Varieties of religious experience

It is pathetic that a film so bad could involve deaths and the likelihood of more turmoil and bloodshed.
Spend a few minutes looking at the trailer of what is call the Muhammad Movie, or as long as it takes to conclude that it is no better than juvenile in the acting and script, as well as gross in its capacity to insult and inflame Muslims.
The quality is so bad, and its capacity for incitement so extreme. If you want an image that might be more familiar to Americans, think of a high school skit from an unknown locale that harks back to the bad days with angry outbursts of the N word.
Part of the brouhaha about the film, riots and deaths is the claim that the person responsible "an Israeli filmmaker based in California" by the name of Sam Bacile.
Israeli news was hard pressed to identify the subject, despite the likelihood that an Israeli film producer, wherever based, would be well known to someone in the studio. American inquiries have concluded that Bacile is neither Jewish nor Israeli, nor is Bacile his real name. He is said to speak colloquial Arabic with an Egyptian accent, may be a Copt, and is associated with radical elements in the Christian right. Also in the picture is an individual with the name of Klein, said to be associated with an anti-Muslim hate group calling itself the Church of Kaweah. "Klein" could have several rootings, but there may be an apostate Jew in the mix.
The day''s quote of innocence is from the American Secretary of State, in response to what occurred in Libya, "How could this happen in a country we helped liberate?"
Also worthy of consideration is that the attack on American diplomats occurred on the anniversary of 9-11. Thinking is that it was planned in advance, with the production of mass riots an opportunistic add-on when someone saw the film.
Many in the Christian right are enamoured of Israel. The claim by these fanatics about an Israeli Jew is hardly the work of friends.
To paraphrase Jean-Paul Satre, all of us have a god-shaped hole in our heads. Many of the atheists I have met are not all that different in their faith from believers. What this incident tells us--if we did not know it already--is that there is a gradient from one pole where are those who identify passively with a religious community, to those in the harmless middle who assert belief in unbelievable details (Red Sea, virgin birth, resurrection), and onward to those who justify violence while asserting that theirs is the one faith that is true and compelling.
A further break down of the extremists should distinguish between Jews moved to spit on females who dare wear short sleeves or walk on the sidewalk they designate for males, or those who claim higher rights to settle anywhere in the Land of Israel, to Christians with a vehement opposition to abortion and on to those who kill abortionists, then further out to Muslims who generate riots by thousands of the screaming faithful. Muslims involved in wholesale killing justify the shifting of Christians attacking a few abortionists somewhere closer to the pacifists'' end of the spectrum along with Jews who spit.
Where to put Christians who identify themselves as Israeli Jews while arousing Muslims with a childish and insulting depiction of Muhammad?
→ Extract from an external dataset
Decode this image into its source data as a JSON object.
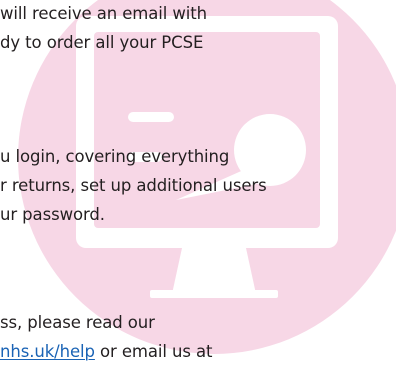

Ideally they would go into the closed ward of an asylum. However, they have operated under the umbrella of an administration committed to the slogans of protecting religious freedom and insisting that Islam is not a problem.
I cannot fault Barack Obama for his condemnation of Libyans who murdered American diplomats, and calling presidents across the Middle East to urge the protection of Americans. I wonder about the utility of warships alongside the coast of Libya. That was a tactic favored by the Navy and State Department for Central American trouble spots in the 1930s, occasionally followed by sending the marines ashore.
Rioting continues near the American embassies in Egypt and Yemen.
"Protecting one''s own" is a compelling argument. It is admirable so long as it is accompanied by dispassionate analysis. With all the sorrow and anger about the death of four Americans, the President should not go after the gnats on the elephant angered by an film produced by marginal Christians in place of doing something about the Iranian beast capable of much more.